In college tennis, the one point from a victory in doubles play seems insignificant considering teams need four points to win the match, but as the Michigan women’s tennis team found, winning doubles comes with various benefits.
The 11th-ranked Wolverines faced off against Rutgers on Saturday and Maryland on Sunday in two Big Ten matchups. In both matches, Michigan won the doubles point and went on to win, 7-0 and 6-1, respectively.
“When you win the doubles point, you’re more likely to win overall,” said Michigan coach Ronni Bernstein. “It is tough to win four singles. It’s not impossible, but in our four losses this year, we lost the doubles point.”
At the No. 1 slot, freshmen Brienne Minor and Kate Fahey ousted their foes with an early 5-0 game surge. Then, sophomores Alex Najarian and Mira Ruder-Hook prevailed with a 6-2 outcome in the No. 2 pairing.
The sophomore duo’s victory secured the doubles point and gave Michigan a crucial early advantage.
“In terms of momentum, having positive energy going into the singles is really key,” Fahey said. “Against Duke, we lost the doubles point and were down, but this weekend the doubles point really helped us.”
Doubles matches come first, so their outcomes can affect the team in the singles portion of the match.
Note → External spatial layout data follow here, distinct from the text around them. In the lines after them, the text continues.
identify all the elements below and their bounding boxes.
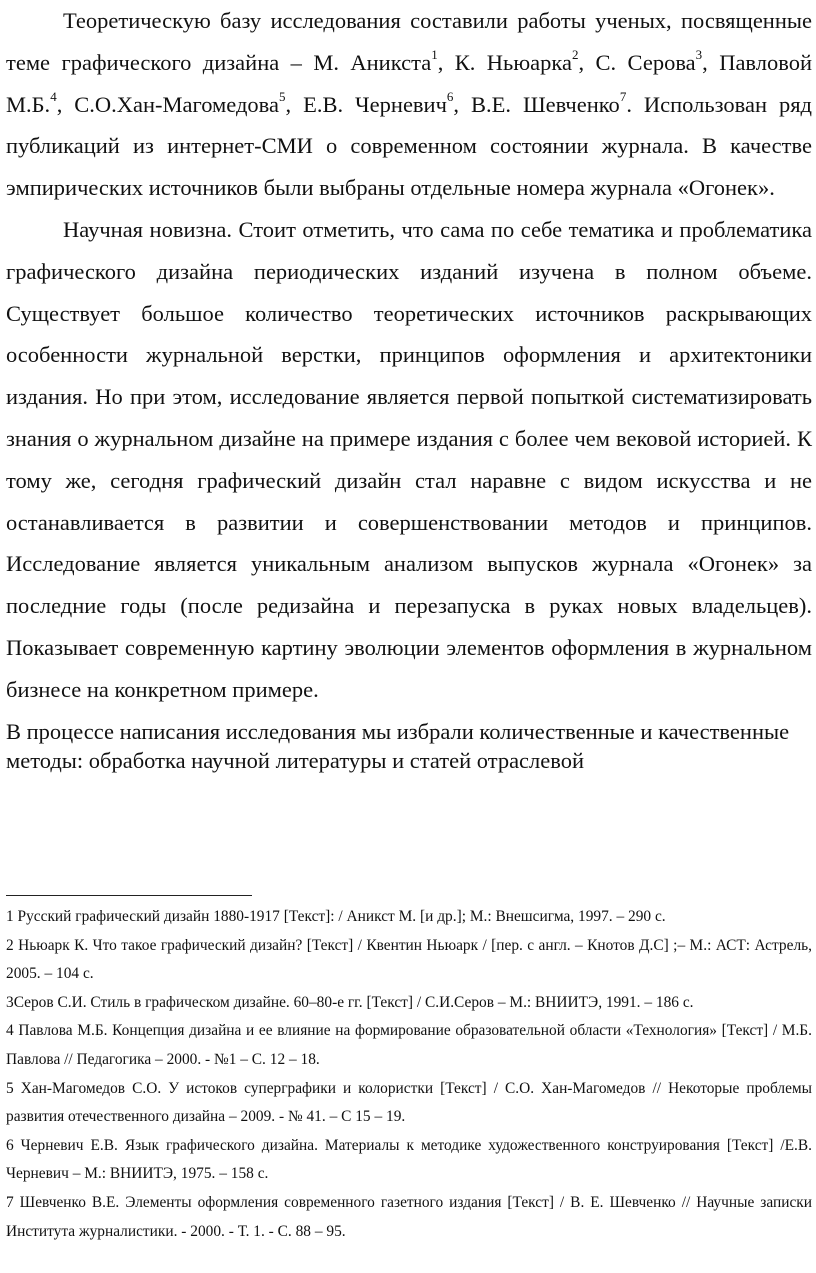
text-run: , Е.В. Черневич [285,91,447,117]
footnote-3: 3Серов С.И. Стиль в графическом дизайне. 60–80-е гг. [Текст] / С.И.Серов – М.: ВНИИТЭ, 1991. – 186 с. [6,993,694,1011]
footnote-ref-2[interactable]: 2 [571,47,579,63]
footnote-1: 1 Русский графический дизайн 1880-1917 [Текст]: / Аникст М. [и др.]; М.: Внешсигма, 1997. – 290 с. [6,908,666,925]
paragraph-theoretical-base [6,0,812,209]
footnote-ref-3[interactable]: 3 [695,47,703,63]
footnote-2: 2 Ньюарк К. Что такое графический дизайн? [Текст] / Квентин Ньюарк / [пер. с англ. – Кнотов Д.С] ;– М.: АСТ: Астрель, 2005. – 104 с. [6,936,812,983]
footnote-4: 4 Павлова М.Б. Концепция дизайна и ее влияние на формирование образовательной области «Технология» [Текст] / М.Б. Павлова // Педагогика – 2000. - №1 – С. 12 – 18. [6,1022,812,1068]
footnote-6: 6 Черневич Е.В. Язык графического дизайна. Материалы к методике художественного конструирования [Текст] /Е.В. Черневич – М.: ВНИИТЭ, 1975. – 158 с. [6,1136,812,1183]
text-run: . Использован ряд публикаций из интернет-СМИ о современном состоянии журнала. В качестве эмпирических источников были выбраны отдельные номера журнала «Огонек». [6,91,812,201]
footnote-ref-1[interactable]: 1 [431,47,438,63]
footnote-5: 5 Хан-Магомедов С.О. У истоков суперграфики и колористки [Текст] / С.О. Хан-Магомедов // Некоторые проблемы развития отечественного дизайна – 2009. - № 41. – С 15 – 19. [6,1079,812,1126]
footnote-7: 7 Шевченко В.Е. Элементы оформления современного газетного издания [Текст] / В. Е. Шевченко // Научные записки Института журналистики. - 2000. - Т. 1. - С. 88 – 95. [6,1193,812,1240]
text-run: , К. Ньюарка [437,49,572,75]
main-text [6,0,812,775]
text-run: , С. Серова [578,49,696,75]
text-run: , С.О.Хан-Магомедова [56,91,279,117]
text-run: Теоретическую базу исследования составили работы ученых, посвященные теме графического дизайна – М. Аникста [6,8,812,75]
paragraph-scientific-novelty: Научная новизна. Стоит отметить, что сама по себе тематика и проблематика графического дизайна периодических изданий изучена в полном объеме. Существует большое количество теоретических источников раскрывающих особенности журнальной верстки, принципов оформления и архитектоники издания. Но при этом, исследование является первой попыткой систематизировать знания о журнальном дизайне на примере издания с более чем вековой историей. К тому же, сегодня графический дизайн стал наравне с видом искусства и не останавливается в развитии и совершенствовании методов и принципов. Исследование является уникальным анализом выпусков журнала «Огонек» за последние годы (после редизайна и перезапуска в руках новых владельцев). Показывает современную картину эволюции элементов оформления в журнальном бизнесе на конкретном примере. [6,216,812,702]
footnote-ref-6[interactable]: 6 [446,89,454,105]
footnote-ref-4[interactable]: 4 [50,89,57,105]
footnote-ref-5[interactable]: 5 [278,89,286,105]
footnotes [6,903,812,1246]
text-run: , Павловой М.Б. [6,49,812,117]
text-run: , В.Е. Шевченко [453,91,620,117]
paragraph-methods: В процессе написания исследования мы избрали количественные и качественные методы: обработка научной литературы и статей отраслевой [6,718,790,773]
footnote-ref-7[interactable]: 7 [619,89,627,105]
footnote-separator [6,895,252,896]
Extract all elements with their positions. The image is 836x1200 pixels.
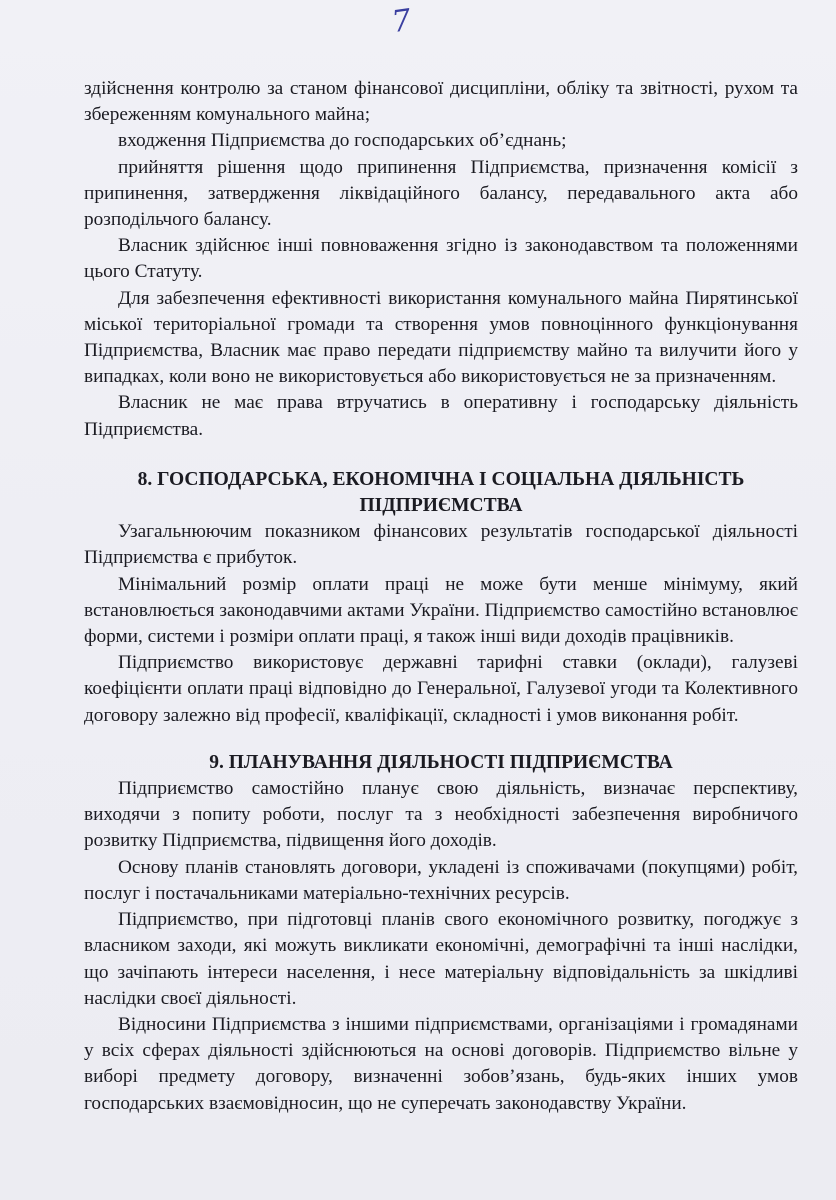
paragraph: прийняття рішення щодо припинення Підприємства, призначення комісії з припинення, затвердження ліквідаційного балансу, передавального акта або розподільчого балансу.	[84, 156, 798, 231]
paragraph: Власник здійснює інші повноваження згідно із законодавством та положеннями цього Статуту.	[84, 235, 798, 283]
paragraph: Підприємство самостійно планує свою діяльність, визначає перспективу, виходячи з попиту роботи, послуг та з необхідності забезпечення виробничого розвитку Підприємства, підвищення його доходів.	[84, 778, 798, 852]
section-gap	[84, 729, 798, 750]
paragraph: Узагальнюючим показником фінансових результатів господарської діяльності Підприємства є прибуток.	[84, 521, 798, 569]
paragraph: входження Підприємства до господарських об’єднань;	[118, 130, 567, 152]
paragraph: Для забезпечення ефективності використання комунального майна Пирятинської міської територіальної громади та створення умов повноцінного функціонування Підприємства, Власник має право передати підприємству майно та вилучити його у випадках, коли воно не використовується або використовується не за призначенням.	[84, 287, 798, 388]
paragraph: Підприємство використовує державні тарифні ставки (оклади), галузеві коефіцієнти оплати праці відповідно до Генеральної, Галузевої угоди та Колективного договору залежно від професії, кваліфікації, складності і умов виконання робіт.	[84, 652, 798, 726]
section-gap	[84, 443, 798, 467]
document-body	[84, 76, 798, 1117]
paragraph: Власник не має права втручатись в оперативну і господарську діяльність Підприємства.	[84, 392, 798, 440]
paragraph: Підприємство, при підготовці планів свого економічного розвитку, погоджує з власником заходи, які можуть викликати економічні, демографічні та інші наслідки, що зачіпають інтереси населення, і несе матеріальну відповідальність за шкідливі наслідки своєї діяльності.	[84, 909, 798, 1009]
section-9-heading: 9. ПЛАНУВАННЯ ДІЯЛЬНОСТІ ПІДПРИЄМСТВА	[209, 751, 673, 773]
handwritten-page-number: 7	[389, 2, 414, 41]
paragraph: Основу планів становлять договори, укладені із споживачами (покупцями) робіт, послуг і постачальниками матеріально-технічних ресурсів.	[84, 856, 798, 904]
paragraph: здійснення контролю за станом фінансової дисципліни, обліку та звітності, рухом та збереженням комунального майна;	[84, 78, 798, 126]
paragraph: Мінімальний розмір оплати праці не може бути менше мінімуму, який встановлюється законодавчими актами України. Підприємство самостійно встановлює форми, системи і розміри оплати праці, я також інші види доходів працівників.	[84, 573, 798, 648]
paragraph: Відносини Підприємства з іншими підприємствами, організаціями і громадянами у всіх сферах діяльності здійснюються на основі договорів. Підприємство вільне у виборі предмету договору, визначенні зобов’язань, будь-яких інших умов господарських взаємовідносин, що не суперечать законодавству України.	[84, 1013, 798, 1114]
section-8-heading: 8. ГОСПОДАРСЬКА, ЕКОНОМІЧНА І СОЦІАЛЬНА ДІЯЛЬНІСТЬ ПІДПРИЄМСТВА	[137, 468, 745, 517]
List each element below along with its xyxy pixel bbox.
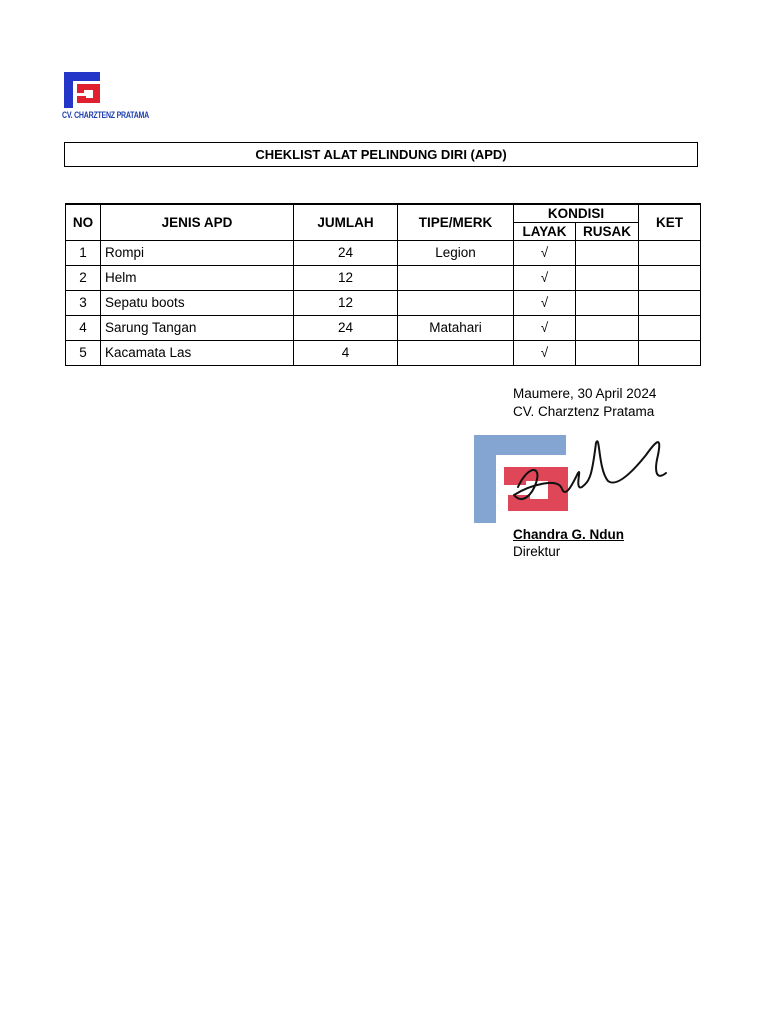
cell-jumlah: 24	[294, 240, 398, 265]
cell-jenis-apd: Rompi	[101, 240, 294, 265]
header-rusak: RUSAK	[576, 222, 639, 240]
header-jumlah: JUMLAH	[294, 204, 398, 240]
cell-rusak	[576, 265, 639, 290]
table-row	[66, 340, 701, 365]
cell-layak: √	[514, 340, 576, 365]
signature-place-date: Maumere, 30 April 2024	[513, 386, 657, 401]
stamp-logo-icon	[470, 425, 680, 525]
cell-ket	[639, 290, 701, 315]
signer-name: Chandra G. Ndun	[513, 527, 624, 542]
company-logo-icon	[62, 70, 106, 110]
cell-rusak	[576, 240, 639, 265]
cell-tipe-merk: Matahari	[398, 315, 514, 340]
cell-jumlah: 24	[294, 315, 398, 340]
cell-tipe-merk	[398, 290, 514, 315]
table-row	[66, 265, 701, 290]
signature-company: CV. Charztenz Pratama	[513, 403, 655, 419]
header-no: NO	[66, 204, 101, 240]
signer-position: Direktur	[513, 544, 561, 559]
signature-block	[513, 385, 656, 420]
cell-no: 4	[66, 315, 101, 340]
header-layak: LAYAK	[514, 222, 576, 240]
cell-no: 1	[66, 240, 101, 265]
cell-layak: √	[514, 240, 576, 265]
document-title: CHEKLIST ALAT PELINDUNG DIRI (APD)	[64, 142, 698, 167]
table-row	[66, 240, 701, 265]
apd-checklist-table	[65, 203, 701, 366]
cell-jenis-apd: Sarung Tangan	[101, 315, 294, 340]
cell-layak: √	[514, 265, 576, 290]
header-kondisi: KONDISI	[514, 204, 639, 222]
cell-jumlah: 4	[294, 340, 398, 365]
cell-layak: √	[514, 290, 576, 315]
cell-jumlah: 12	[294, 265, 398, 290]
table-row	[66, 290, 701, 315]
table-row	[66, 315, 701, 340]
cell-ket	[639, 340, 701, 365]
signer-block	[513, 526, 624, 560]
header-jenis-apd: JENIS APD	[101, 204, 294, 240]
company-stamp-signature	[470, 425, 680, 525]
cell-layak: √	[514, 315, 576, 340]
cell-rusak	[576, 315, 639, 340]
cell-ket	[639, 240, 701, 265]
cell-jumlah: 12	[294, 290, 398, 315]
cell-rusak	[576, 340, 639, 365]
header-ket: KET	[639, 204, 701, 240]
cell-tipe-merk	[398, 265, 514, 290]
cell-no: 2	[66, 265, 101, 290]
company-name-caption: CV. CHARZTENZ PRATAMA	[62, 110, 149, 120]
header-tipe-merk: TIPE/MERK	[398, 204, 514, 240]
cell-rusak	[576, 290, 639, 315]
cell-tipe-merk: Legion	[398, 240, 514, 265]
cell-jenis-apd: Sepatu boots	[101, 290, 294, 315]
cell-tipe-merk	[398, 340, 514, 365]
cell-jenis-apd: Helm	[101, 265, 294, 290]
cell-no: 3	[66, 290, 101, 315]
cell-ket	[639, 315, 701, 340]
cell-ket	[639, 265, 701, 290]
cell-no: 5	[66, 340, 101, 365]
cell-jenis-apd: Kacamata Las	[101, 340, 294, 365]
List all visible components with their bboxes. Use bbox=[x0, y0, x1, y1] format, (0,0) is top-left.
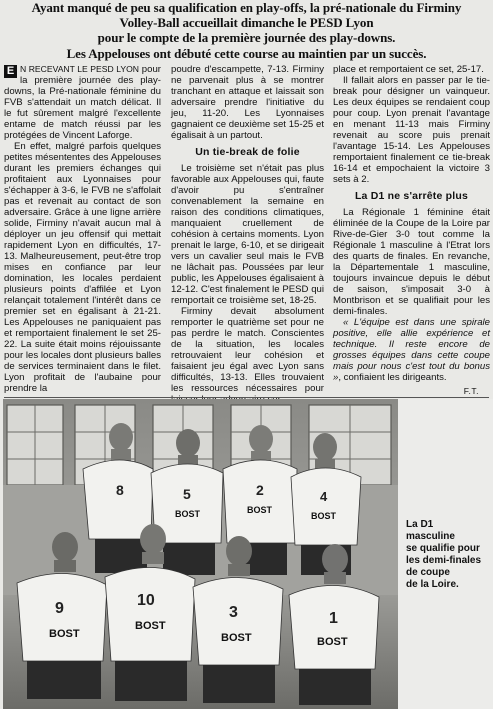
article-paragraph: poudre d'escampette, 7-13. Firminy ne parvenait plus à se montrer tranchant en attaque et laissait son adversaire prendre l'initiative du jeu, 11-20. Les Lyonnaises gagnaient ce deuxième set 15-25 et égalisait à un partout. bbox=[171, 64, 324, 141]
author-credit: F.T. bbox=[463, 386, 479, 396]
article-paragraph: Firminy devait absolument remporter le quatrième set pour ne pas perdre le match. Conscientes de la situation, les locales retrouvaient leur cohésion et faisaient jeu égal avec Lyon sans difficultés, 13-13. Elles trouvaient les ressources nécessaires pour bbox=[171, 306, 324, 394]
article-paragraph: En effet, malgré parfois quelques petites mésententes des Appelouses durant les premiers échanges qui profitaient aux Lyonnaises pour s'échapper à 3-6, le FVB ne s'affolait pas et revenait au contact de son adversaire. Grâce à une ligne arrière solide, Firminy n'avait aucun mal à déployer un jeu offensif qui mettait rapidement Lyon en difficultés, 17-13. Malheureusement, peut-être trop mises en confiance par leur domination, les locales perdaient plusieurs points d'affilée et Lyon relançait totalement l'intérêt dans ce premier set en égalisant à 21-21. Les Appelouses ne paniquaient pas et remportaient finalement le set 25-22. La suite était moins réjouissante pour les locales dont plusieurs balles de services terminaient dans le filet. Lyon profitait de l'aubaine pour prendre la bbox=[4, 141, 161, 394]
article-column-3 bbox=[333, 64, 490, 394]
headline bbox=[4, 0, 489, 61]
caption-line: de la Loire. bbox=[406, 579, 459, 590]
jersey-number: 2 bbox=[256, 482, 264, 498]
sponsor-logo: BOST bbox=[311, 511, 337, 521]
jersey-number: 9 bbox=[55, 600, 64, 617]
drop-cap: E bbox=[4, 65, 17, 78]
article-text: pour la première journée des play-downs, la Pré-nationale féminine du FVB s'attendait un match délicat. Il le fut sûrement malgré l'excellente entame de match réussi par les protégées de Vincent Laforge. bbox=[4, 64, 162, 141]
caption-line: les demi-finales bbox=[406, 555, 482, 566]
article-paragraph bbox=[4, 64, 161, 141]
caption-line: La D1 bbox=[406, 519, 434, 530]
headline-line-2: Volley-Ball accueillait dimanche le PESD Lyon bbox=[119, 15, 374, 31]
article-paragraph: place et remportaient ce set, 25-17. bbox=[333, 64, 484, 75]
article-column-1 bbox=[4, 64, 161, 394]
article-paragraph: Il fallait alors en passer par le tie-break pour désigner un vainqueur. Les deux équipes se rendaient coup pour coup. Lyon prenait l'avantage en menant 11-13 mais Firminy revenait au score puis prenait l'avantage 15-14. Les Appelouses remportaient finalement ce tie-break 16-14 et empochaient la victoire 3 sets à 2. bbox=[333, 75, 490, 185]
article-column-2 bbox=[171, 64, 324, 394]
headline-line-4: Les Appelouses ont débuté cette course au maintien par un succès. bbox=[66, 45, 427, 61]
article-text: , confiaient les dirigeants. bbox=[338, 372, 447, 383]
quote: « L'équipe est dans une spirale positive, elle allie expérience et technique. Il reste encore de grosses équipes dans cette coupe mais pour nous c'est tout du bonus » bbox=[333, 317, 490, 383]
sponsor-logo: BOST bbox=[49, 628, 80, 640]
caption-line: de coupe bbox=[406, 567, 450, 578]
jersey-number: 1 bbox=[329, 610, 338, 627]
caption-line: se qualifie pour bbox=[406, 543, 480, 554]
sponsor-logo: BOST bbox=[135, 620, 166, 632]
article-paragraph: La Régionale 1 féminine était éliminée de la Coupe de la Loire par Rive-de-Gier 3-0 tout comme la Régionale 1 masculine à l'Etrat lors des quarts de finales. En revanche, la Départementale 1 masculine, toujours invaincue depuis le début de saison, s'imposait 3-0 à Montbrison et se qualifiait pour les demi-finales. bbox=[333, 207, 490, 317]
sponsor-logo: BOST bbox=[247, 505, 273, 515]
article-paragraph bbox=[333, 317, 490, 383]
jersey-number: 5 bbox=[183, 486, 191, 502]
headline-line-3: pour le compte de la première journée des play-downs. bbox=[97, 30, 396, 46]
subheading: Un tie-break de folie bbox=[195, 146, 300, 158]
team-photo bbox=[3, 399, 398, 709]
jersey-number: 4 bbox=[320, 489, 328, 504]
photo-caption bbox=[406, 519, 486, 591]
caption-line: masculine bbox=[406, 531, 455, 542]
jersey-number: 3 bbox=[229, 604, 238, 621]
headline-line-1: Ayant manqué de peu sa qualification en play-offs, la pré-nationale du Firminy bbox=[31, 0, 462, 15]
sponsor-logo: BOST bbox=[317, 636, 348, 648]
article-paragraph: Le troisième set n'était pas plus favorable aux Appelouses qui, faute d'avoir pu s'entraîner convenablement la semaine en raison des conditions climatiques, manquaient cruellement de cohésion à certains moments. Lyon prenait le large, 6-10, et se dirigeait vers un cavalier seul mais le FVB ne lâchait pas. Poussées par leur public, les Appelouses égalisaient à 12-12. C'est finalement le PESD qui remportait ce troisième set, 18-25. bbox=[171, 163, 324, 306]
jersey-number: 8 bbox=[116, 482, 124, 498]
subheading: La D1 ne s'arrête plus bbox=[354, 190, 469, 202]
article-lead: N RECEVANT LE PESD LYON bbox=[20, 64, 139, 74]
divider bbox=[4, 397, 489, 398]
sponsor-logo: BOST bbox=[221, 632, 252, 644]
sponsor-logo: BOST bbox=[175, 509, 201, 519]
jersey-number: 10 bbox=[137, 592, 155, 609]
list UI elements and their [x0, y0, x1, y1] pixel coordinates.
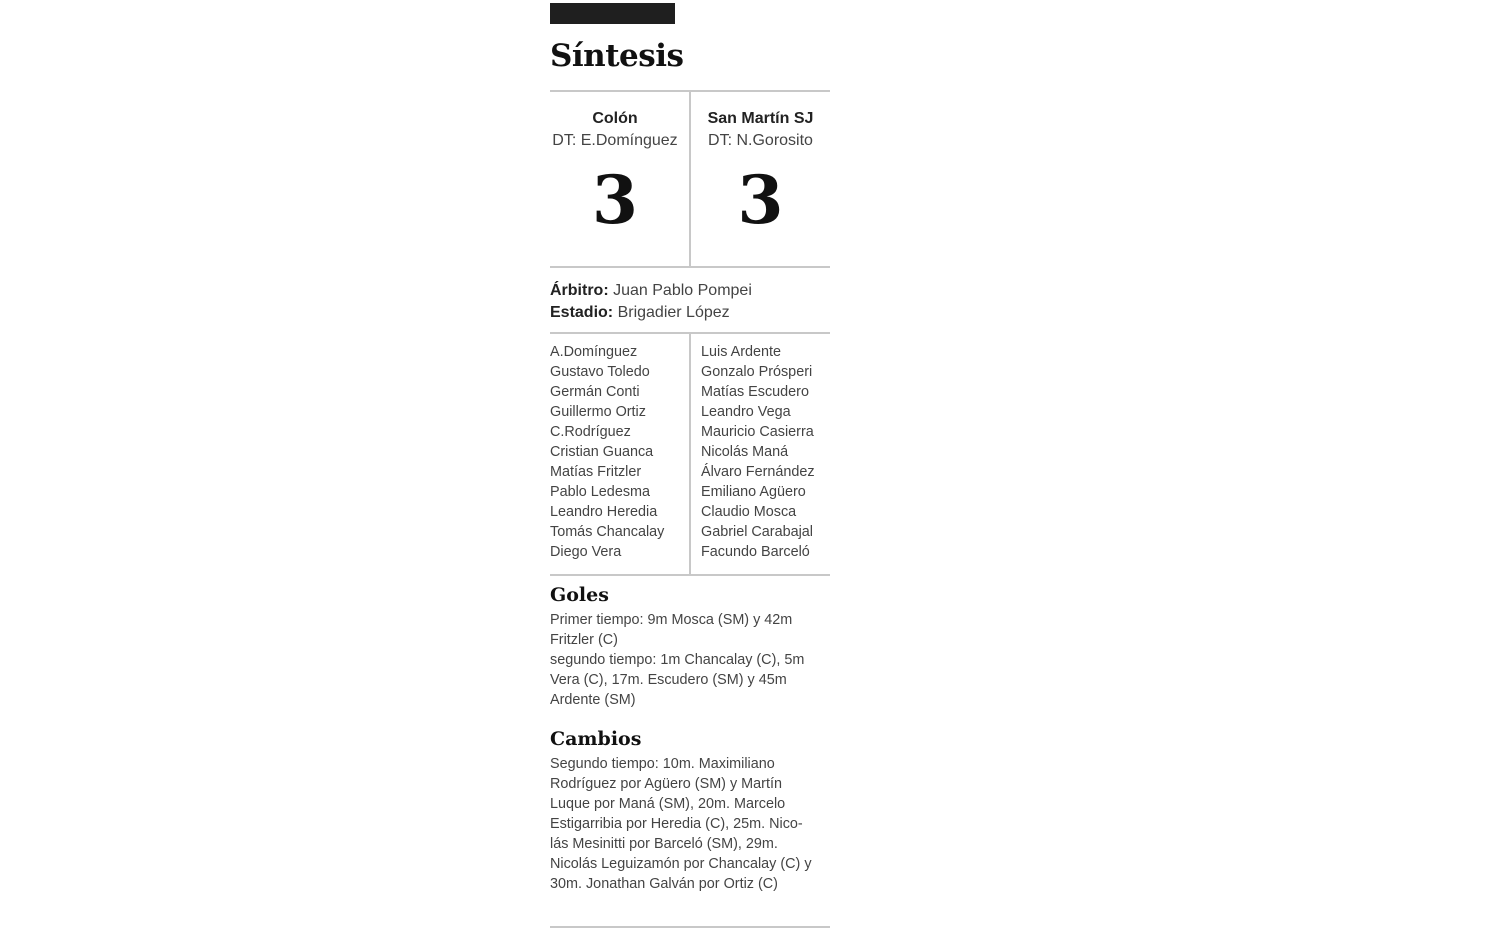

If a player makes various mistakes in the first, they may be prone to make those mistakes in the higher-stakes singles matches.
“There’s a big difference in the match going in (to the singles) being down 0-1 or being up 1-0,” said senior Ronit Yurovsky. “Especially when the match gets close, that one point could be a deciding point. It gives you a bit of a momentum shift — you feel good going into the singles match.”
It is no surprise then, according to Yurovsky’s theory, that the Wolverines grabbed five wins and one loss in the singles matches after defeating the Terrapins in doubles play. With that majority of points, Michigan triumphed over Maryland to notch its eighth-straight win.
The Wolverines are tied for first in the Big Ten with Ohio State and Northwestern, and will look to continue to use the doubles point as a catalyst for success.